登場人物
マサミ:朝から焦ってる社会人
鍵(長男・次男・三男):なぜかしゃべる三段階ロックの精霊たち
(早朝、バタバタと出かけようとするマサミ)
マサミ:「ヤバッ!電車まであと5分!!鍵閉めて早く出なきゃ…!」
(ガチャッ)
長男カギ(落ち着いた声):「……いいか、まずは俺から。落ち着け、深呼吸してから回せ。

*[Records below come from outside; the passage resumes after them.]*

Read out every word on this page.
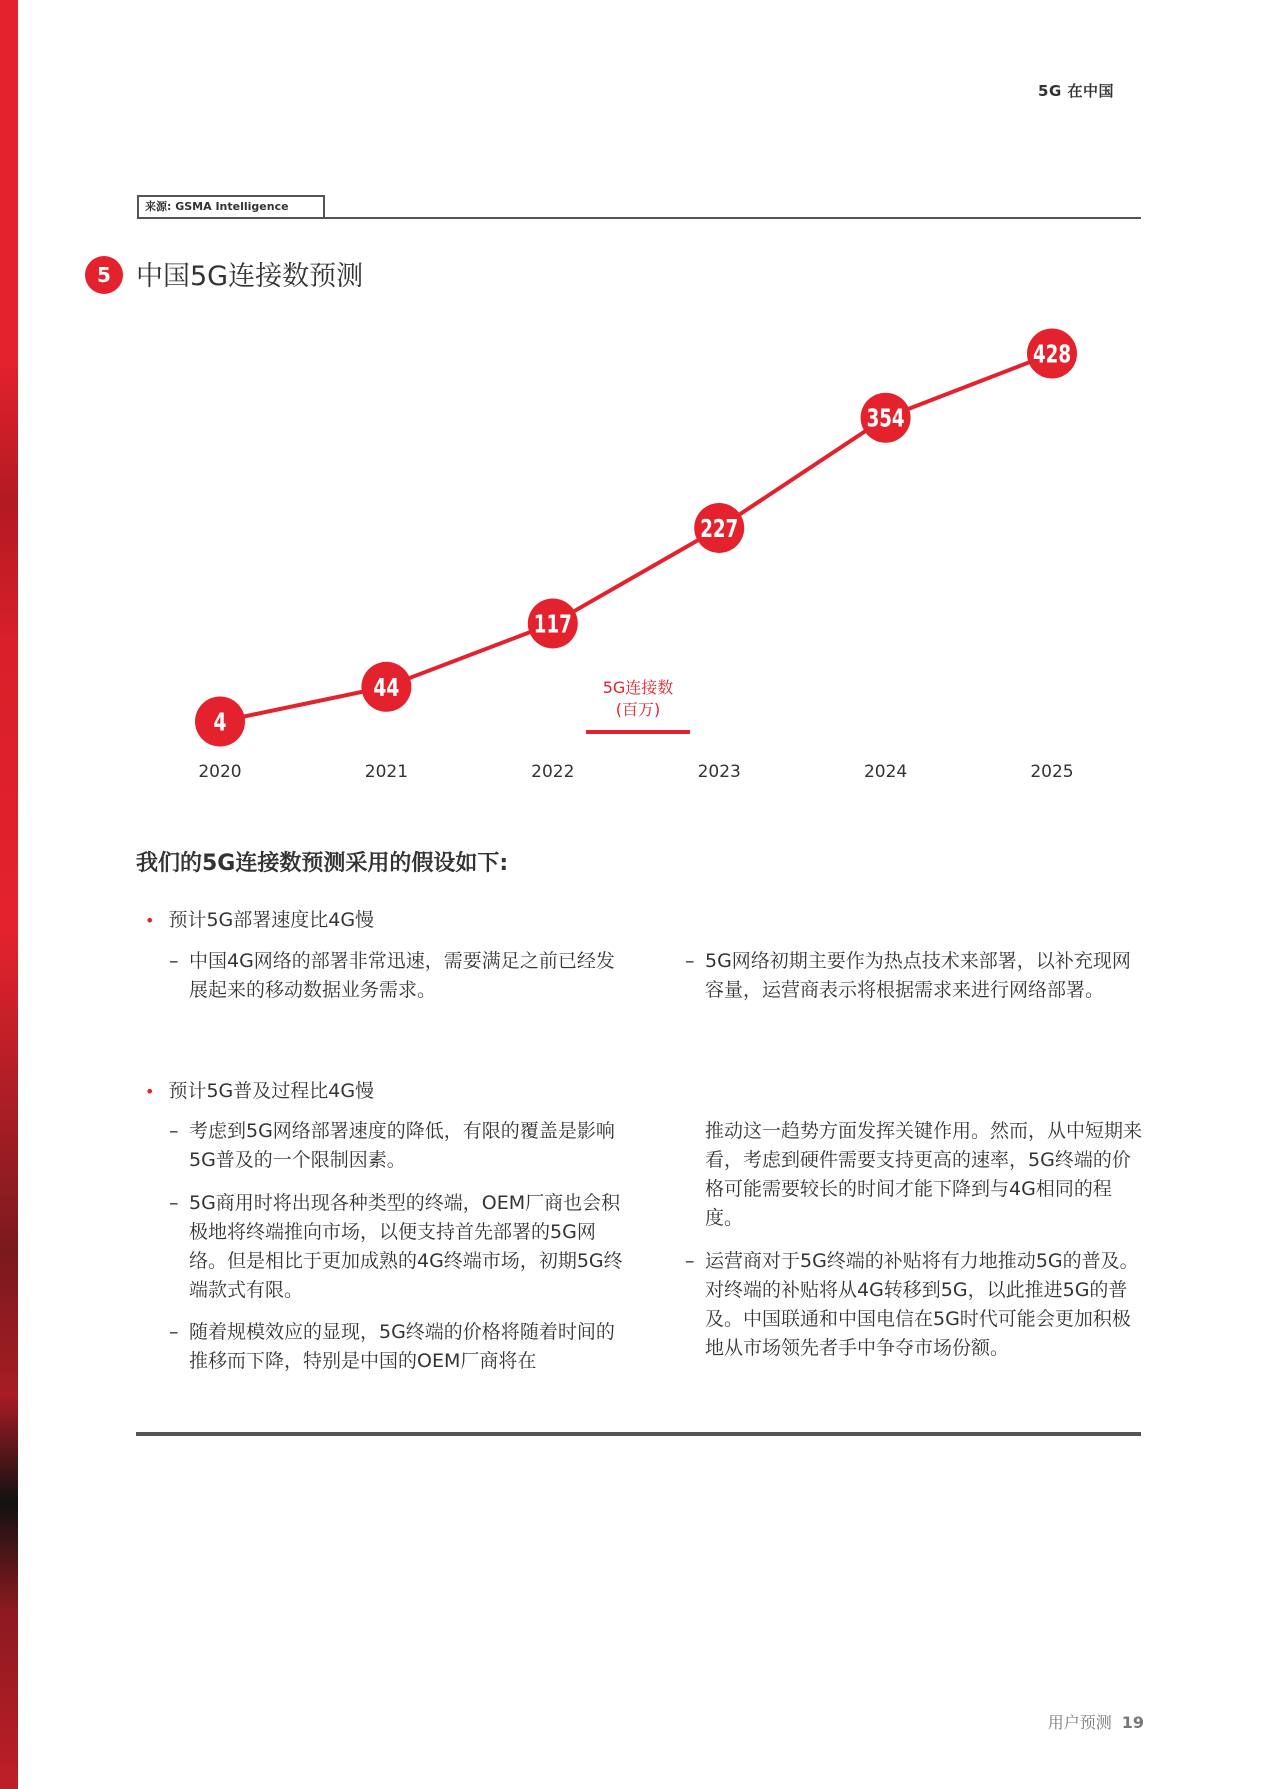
5G 在中国
来源: GSMA Intelligence
5 中国5G连接数预测
4
44
117
227
354
428
2020	2021	2022	2023	2024	2025
5G连接数
(百万)
我们的5G连接数预测采用的假设如下:
• 预计5G部署速度比4G慢
– 中国4G网络的部署非常迅速，需要满足之前已经发展起来的移动数据业务需求。
– 5G网络初期主要作为热点技术来部署，以补充现网容量，运营商表示将根据需求来进行网络部署。
• 预计5G普及过程比4G慢
– 考虑到5G网络部署速度的降低，有限的覆盖是影响5G普及的一个限制因素。
– 5G商用时将出现各种类型的终端，OEM厂商也会积极地将终端推向市场，以便支持首先部署的5G网络。但是相比于更加成熟的4G终端市场，初期5G终端款式有限。
– 随着规模效应的显现，5G终端的价格将随着时间的推移而下降，特别是中国的OEM厂商将在
推动这一趋势方面发挥关键作用。然而，从中短期来看，考虑到硬件需要支持更高的速率，5G终端的价格可能需要较长的时间才能下降到与4G相同的程度。
– 运营商对于5G终端的补贴将有力地推动5G的普及。对终端的补贴将从4G转移到5G，以此推进5G的普及。中国联通和中国电信在5G时代可能会更加积极地从市场领先者手中争夺市场份额。
用户预测 19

」
マサミ:「なにこのシステム!?え、鍵って話すんだっけ!?」
長男カギ:「“施錠”とは、人生の節目を確かめる儀式だ。」
マサミ:「詩人!?急いでるのよ今!!」
(カチッと長男が回ると、次のカギが反応)
次男カギ(ビビり声):「ひっ……ほんとに閉めるんですか?ほんとに?中に財布とかないです?!」
マサミ:「確認した!もう出たいの!!」
次男カギ:「で、でも“あれ?鍵かけたっけ?”って後から絶対思うタイプでしょ、あなた!!」
マサミ:「性格を分析してくるなーっ!」
(無理やりカチッと回すと、最後の三男が浮かび上がる)
三男カギ(ドヤ声):「……いざ尋常に、最後の鍵、参るッ!!」
マサミ:「なんでだけ時代劇!?急にテンション高いし!」
三男カギ:「我を回す者よ、今日という一日、勝利で飾るべし!」
マサミ:「鍵ってそんなに背負わせてくる存在だったの!?」
(カチッ)
三兄弟(同時に):「……施錠、完了。」
マサミ(無言で深くうなずき):「ありがとう……でも電車、もう間に合わないわ。」